C'è un vento animoso stanotte sulle chiese
le icone tremano tra i cardini e il legno
si fanno piccole piccolissime, mortali
e domani quando ci sveglieremo, nella piazza
ci attenderà un vento nero, pronto a latrare
e quel che rimane dei marmi sulla rocca
oscillerà lieve, alzando polveri gialle
Invecchieremo in una sola ora, tutti assieme
le madri coi figli, i figli con gli altri figli
***
È sempre la stessa cosa la guerra
la stessa macchia di sangue rappreso
l'identico grido di quando nascesti
L'anno che si chiude crepita,
nelle tue mani piccoline
il fuoco d'artificio che ti festeggia
e anche saluta
i natali dell'avvenire
Non badare alla tua guerra
al cinghiale ferito nella boscaglia,
tròvati una storia minore
cércati un avvento discreto
Non si muore di notte
in mezzo alle ombre
Si muore di giorno
sotto il fendente della luce
irrigiditi dalle forme
La clava, la giusta postura
la ruota
il segno del fratello sulla pietra
Tutte le cose
sono tutta la tua memoria
Non si muore di notte
quando anche la morte
somiglia al sonno
Si muore di giorno
nella luce che non finisce
e nemmeno ti asciuga
corpo di rana
che rimane umido
sotto le dita
Vanina Zaccaria, "Non si muore di notte", RPlibri, 2020. Con note di lettura di Edoardo Sant'Elia e Giovanni Ibello.
Vanina Zaccaria, nata nel 1982, vive e lavora a Napoli. La
sua attività si è costantemente divisa tra il percorso artistico-letterario e
l'impegno nel campo della ricerca storico-sociale.

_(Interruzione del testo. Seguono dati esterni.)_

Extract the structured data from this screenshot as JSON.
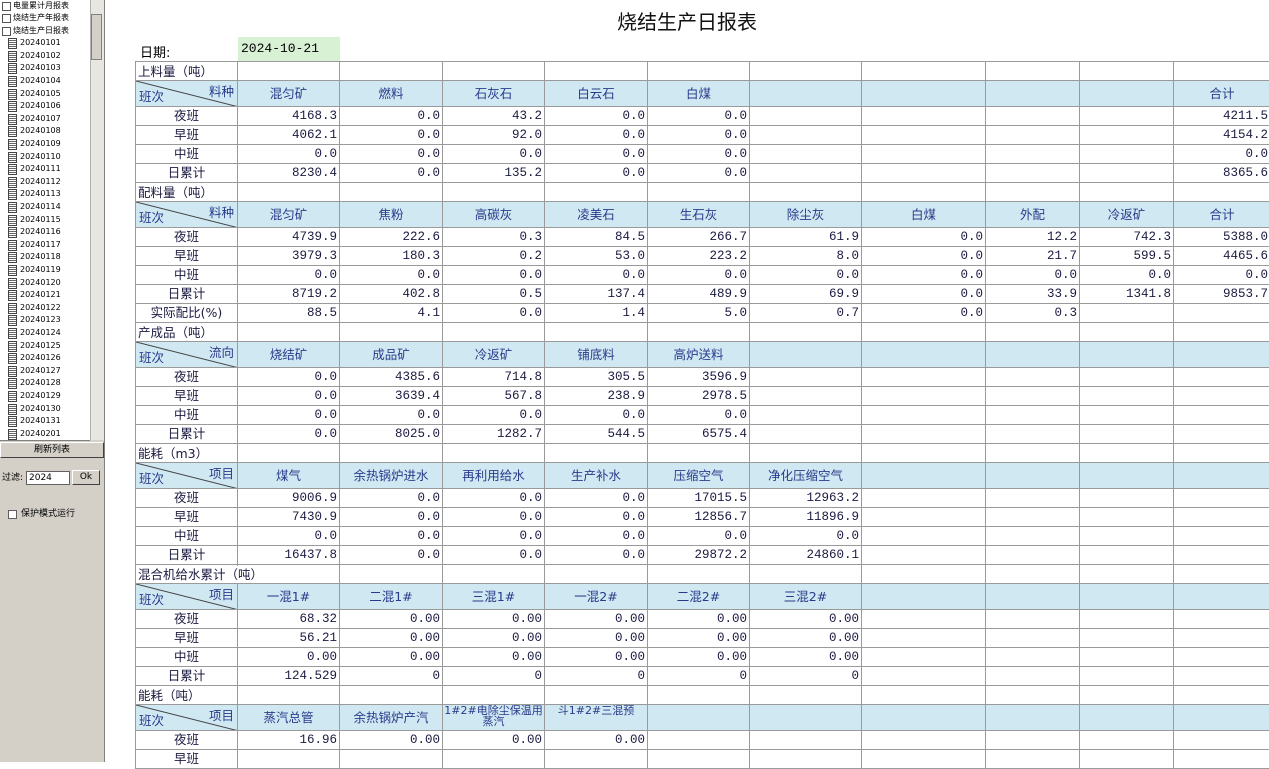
{
  "sidebar": {
    "tree": [
      {
        "label": "电量累计月报表"
      },
      {
        "label": "烧结生产年报表"
      },
      {
        "label": "烧结生产日报表",
        "children": [
          "20240101",
          "20240102",
          "20240103",
          "20240104",
          "20240105",
          "20240106",
          "20240107",
          "20240108",
          "20240109",
          "20240110",
          "20240111",
          "20240112",
          "20240113",
          "20240114",
          "20240115",
          "20240116",
          "20240117",
          "20240118",
          "20240119",
          "20240120",
          "20240121",
          "20240122",
          "20240123",
          "20240124",
          "20240125",
          "20240126",
          "20240127",
          "20240128",
          "20240129",
          "20240130",
          "20240131",
          "20240201"
        ]
      }
    ],
    "refresh_button": "刷新列表",
    "filter_label": "过滤:",
    "filter_value": "2024",
    "ok_button": "Ok",
    "checkbox_label": "保护模式运行"
  },
  "report": {
    "title": "烧结生产日报表",
    "date_label": "日期:",
    "date": "2024-10-21",
    "row_header": "班次",
    "sections": [
      {
        "title": "上料量（吨）",
        "corner": "料种",
        "columns": [
          "混匀矿",
          "燃料",
          "石灰石",
          "白云石",
          "白煤",
          null,
          null,
          null,
          null,
          "合计"
        ],
        "rows": [
          {
            "label": "夜班",
            "cells": [
              "4168.3",
              "0.0",
              "43.2",
              "0.0",
              "0.0",
              null,
              null,
              null,
              null,
              "4211.5"
            ]
          },
          {
            "label": "早班",
            "cells": [
              "4062.1",
              "0.0",
              "92.0",
              "0.0",
              "0.0",
              null,
              null,
              null,
              null,
              "4154.2"
            ]
          },
          {
            "label": "中班",
            "cells": [
              "0.0",
              "0.0",
              "0.0",
              "0.0",
              "0.0",
              null,
              null,
              null,
              null,
              "0.0"
            ]
          },
          {
            "label": "日累计",
            "cells": [
              "8230.4",
              "0.0",
              "135.2",
              "0.0",
              "0.0",
              null,
              null,
              null,
              null,
              "8365.6"
            ]
          }
        ]
      },
      {
        "title": "配料量（吨）",
        "corner": "料种",
        "columns": [
          "混匀矿",
          "焦粉",
          "高碳灰",
          "凌美石",
          "生石灰",
          "除尘灰",
          "白煤",
          "外配",
          "冷返矿",
          "合计"
        ],
        "rows": [
          {
            "label": "夜班",
            "cells": [
              "4739.9",
              "222.6",
              "0.3",
              "84.5",
              "266.7",
              "61.9",
              "0.0",
              "12.2",
              "742.3",
              "5388.0"
            ]
          },
          {
            "label": "早班",
            "cells": [
              "3979.3",
              "180.3",
              "0.2",
              "53.0",
              "223.2",
              "8.0",
              "0.0",
              "21.7",
              "599.5",
              "4465.6"
            ]
          },
          {
            "label": "中班",
            "cells": [
              "0.0",
              "0.0",
              "0.0",
              "0.0",
              "0.0",
              "0.0",
              "0.0",
              "0.0",
              "0.0",
              "0.0"
            ]
          },
          {
            "label": "日累计",
            "cells": [
              "8719.2",
              "402.8",
              "0.5",
              "137.4",
              "489.9",
              "69.9",
              "0.0",
              "33.9",
              "1341.8",
              "9853.7"
            ]
          },
          {
            "label": "实际配比(%)",
            "cells": [
              "88.5",
              "4.1",
              "0.0",
              "1.4",
              "5.0",
              "0.7",
              "0.0",
              "0.3",
              null,
              null
            ]
          }
        ]
      },
      {
        "title": "产成品（吨）",
        "corner": "流向",
        "columns": [
          "烧结矿",
          "成品矿",
          "冷返矿",
          "铺底料",
          "高炉送料"
        ],
        "rows": [
          {
            "label": "夜班",
            "cells": [
              "0.0",
              "4385.6",
              "714.8",
              "305.5",
              "3596.9"
            ]
          },
          {
            "label": "早班",
            "cells": [
              "0.0",
              "3639.4",
              "567.8",
              "238.9",
              "2978.5"
            ]
          },
          {
            "label": "中班",
            "cells": [
              "0.0",
              "0.0",
              "0.0",
              "0.0",
              "0.0"
            ]
          },
          {
            "label": "日累计",
            "cells": [
              "0.0",
              "8025.0",
              "1282.7",
              "544.5",
              "6575.4"
            ]
          }
        ]
      },
      {
        "title": "能耗（m3）",
        "corner": "项目",
        "columns": [
          "煤气",
          "余热锅炉进水",
          "再利用给水",
          "生产补水",
          "压缩空气",
          "净化压缩空气"
        ],
        "rows": [
          {
            "label": "夜班",
            "cells": [
              "9006.9",
              "0.0",
              "0.0",
              "0.0",
              "17015.5",
              "12963.2"
            ]
          },
          {
            "label": "早班",
            "cells": [
              "7430.9",
              "0.0",
              "0.0",
              "0.0",
              "12856.7",
              "11896.9"
            ]
          },
          {
            "label": "中班",
            "cells": [
              "0.0",
              "0.0",
              "0.0",
              "0.0",
              "0.0",
              "0.0"
            ]
          },
          {
            "label": "日累计",
            "cells": [
              "16437.8",
              "0.0",
              "0.0",
              "0.0",
              "29872.2",
              "24860.1"
            ]
          }
        ]
      },
      {
        "title": "混合机给水累计（吨）",
        "corner": "项目",
        "columns": [
          "一混1#",
          "二混1#",
          "三混1#",
          "一混2#",
          "二混2#",
          "三混2#"
        ],
        "rows": [
          {
            "label": "夜班",
            "cells": [
              "68.32",
              "0.00",
              "0.00",
              "0.00",
              "0.00",
              "0.00"
            ]
          },
          {
            "label": "早班",
            "cells": [
              "56.21",
              "0.00",
              "0.00",
              "0.00",
              "0.00",
              "0.00"
            ]
          },
          {
            "label": "中班",
            "cells": [
              "0.00",
              "0.00",
              "0.00",
              "0.00",
              "0.00",
              "0.00"
            ]
          },
          {
            "label": "日累计",
            "cells": [
              "124.529",
              "0",
              "0",
              "0",
              "0",
              "0"
            ]
          }
        ]
      },
      {
        "title": "能耗（吨）",
        "corner": "项目",
        "columns": [
          "蒸汽总管",
          "余热锅炉产汽",
          "1#2#电除尘保温用蒸汽",
          "斗1#2#三混预"
        ],
        "rows": [
          {
            "label": "夜班",
            "cells": [
              "16.96",
              "0.00",
              "0.00",
              "0.00"
            ]
          },
          {
            "label": "早班",
            "cells": [
              null,
              null,
              null,
              null
            ]
          }
        ]
      }
    ]
  }
}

Laureata in Servizio Sociale con una tesi di ricerca sul
contributo etnografico dell'antropologo Ernesto de Martino, attualmente è
Presidente della Fondazione Lermontov per la quale ha curato l'allestimento del
Premio Internazionale Lermontov e la divulgazione dei volumi della Biblioteca
Lermontov. Ha collaborato con il giornale in lingua italiana e russa Sussurri e
Grida curando le rubriche di letteratura e geopolitica. Studiosa della cultura
ellenica, ha collaborato con la Comunità Ellenica di Napoli e della Campania
per la discussione e la divulgazione di saggi storico-politici.
In ambito artistico: per il Teatro è attrice e direttore
artistico di spettacoli messi in scena da associazioni culturali del territorio
campano.
Sue poesie sono inserite nelle antologie poetiche: Ifigenia siamo noi (Scuderi Editrice,
2014), Mare nostro quotidiano
(Scuderi Editrice, 2018).
Membro della giuria per la sezione speciale "Autori
esteri" del Concorso Nazionale di Poesia Città di Sant'Anastasia nel 2013, 2018 e 2019, ha ricevuto diversi
riconoscimenti: Primo premio, sezione giovani . Premio Internazionale di Poesia
e Narrativa Napoli Cultural Classic
2008, e il Secondo premio, poesia inedita, Premio di poesia nazionale Aoros – Valerio Castiello 2017.